Kamu çalışanlarının iş güvencesinin de tehlikede olduğunu kaydeden Koncuk, şöyle konuştu: “17 Aralık operasyonunun ardından bir gazeteci Pakistan gezisinden dönerken Başbakana ‘Emniyet müdürlerini, polisleri neden meslekten atmanız?’ diye soruyor. Başbakan da, ‘657 sayılı DMK bu insanları koruyor. Eğer bu kişiler fabrikada çalışsaydı, ihbar ve kıdem tazminatını verirdik, kapının önüne koyardık. Ama aklımız başımıza geldi. En kısa sürede 657 sayılı DMK’yı değiştireceğiz’ diyor. Yani ‘Kamu çalışanlarını iş güvencesiz hale getireceğiz’ diyorlar. Başbakan 2 milyon 600 bin kamu çalışanına rest çekiyor. Başbakan şunu bilmelidirler ki; 2 milyon 600 bin kamu çalışanı bindiği dalı kesmez; dostunu da hasmını da çok iyi tespit edecek bilgi birikimine sahiptir. Macera aramayın. Zaten başınızda ‘paralel yapı’ dediğiniz bela var. Bir de başınıza 2 milyon 600 bin kamu çalışanını bela etmeyin. Çizmeyi aşmayın.”
Tüm kamu çalışanlarını Türkiye Kamu-Sen çatısı altında mücadeleye vermeye davet ediyorum.
Kamu çalışanlarının hep birlikte mücadele etmesi gerektiğini kaydeden Koncuk, tüm kamu çalışanlarını Türkiye Kamu-Sen çatısı altında mücadele vermeye çağırdı. Koncuk, “Bu mücadele sarı sendikalarla olabilecek mücadele değildir; yürekli sendikalarla yapılabilecek bir mücadeledir. Dolayısıyla tüm kamu çalışanlarını Türkiye Kamu-Sen çatısı altında mücadeleye vermeye davet ediyorum” dedi.
Yolsuzluk yapıldığına inanmayan olduğunu düşünmüyorum; menfaatleri ile çeliştiği için inanmak istemeyenler var.
Koncuk sözlerini şöyle sürdürdü: “Boynumuzu dik tutmalıyız. Doğruyu yapmalıyız. Türkiye’de yolsuzluklar aldı başını gidiyor. Yolsuzluk yapıldığına inanmayan olduğunu düşünmüyorum; menfaatleri ile çeliştiği için inanmak istemeyenler var. İnsanların izanı bu kadar kör olabilir mi? Bir vatandaş ayakkabı kutusu fırlattığı için gözaltına alınmış. Başbakan ‘Abdestiniz sağlamsa namazınızdan şüpheniz olmasın’ diyor. Hırsız değilsem, ayakkabı kutularına eyvallah etmem.
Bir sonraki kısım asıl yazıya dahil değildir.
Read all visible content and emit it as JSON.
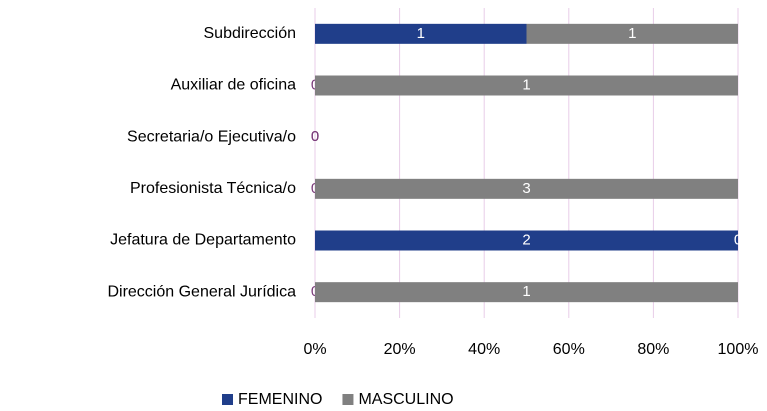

Yüce Allah, ‘Evlatlarınızı cehennem ataşenden koruyun’ diye emrediyor. Nasıl koruyacağız? Namaz kılmayı, oruç tutmayı öğrettik ama haksızlık karşısında susan bir çocuk ise ne yapacağız? Milletin malı götürülüyor, canına kastediliyor, milletimizin birliği, dirliği bozulmak isteniyor, çocukta tık yok. Bu son derece yanlıştır.”
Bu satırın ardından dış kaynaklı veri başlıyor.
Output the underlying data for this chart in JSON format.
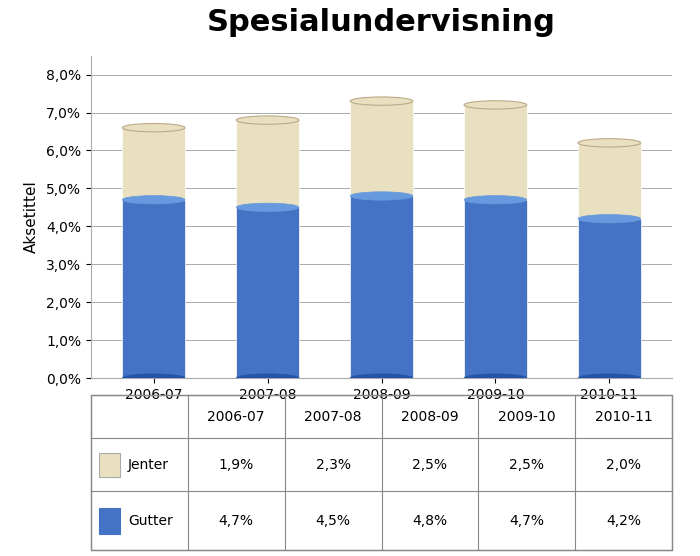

Diktatör kafalı ve sadece kendileri için yaşayan adamlar sizin gibi fedailerden korksunlar, bizden korksunlar
İnsanların şuurlu olmasının bir milletin varlığı bakımından son derece önemli olduğunu söyleyen Koncuk, “Kimseden korkmayın, çakallardan hiç korkmayın, çekinmeyin. Hakkıyla makamlara gelmeyenler, hep kaybetme korkusu yaşar. Onlar hep korkacak. Ama hesabı olmayan adamın korkusu olmaz. Bizim hesabımız milletimizin geleceği adına var; nefsimizin geleceği adına yok. Unutmayınız ki; diktatör kafalı adamlar çok korkar, rüyalarında zıplar. Bu nedenle diktatör kafalı ve sadece kendileri için yaşayan adamlar sizin gibi fedailerden korksunlar, bizden korksunlar” diye konuştu.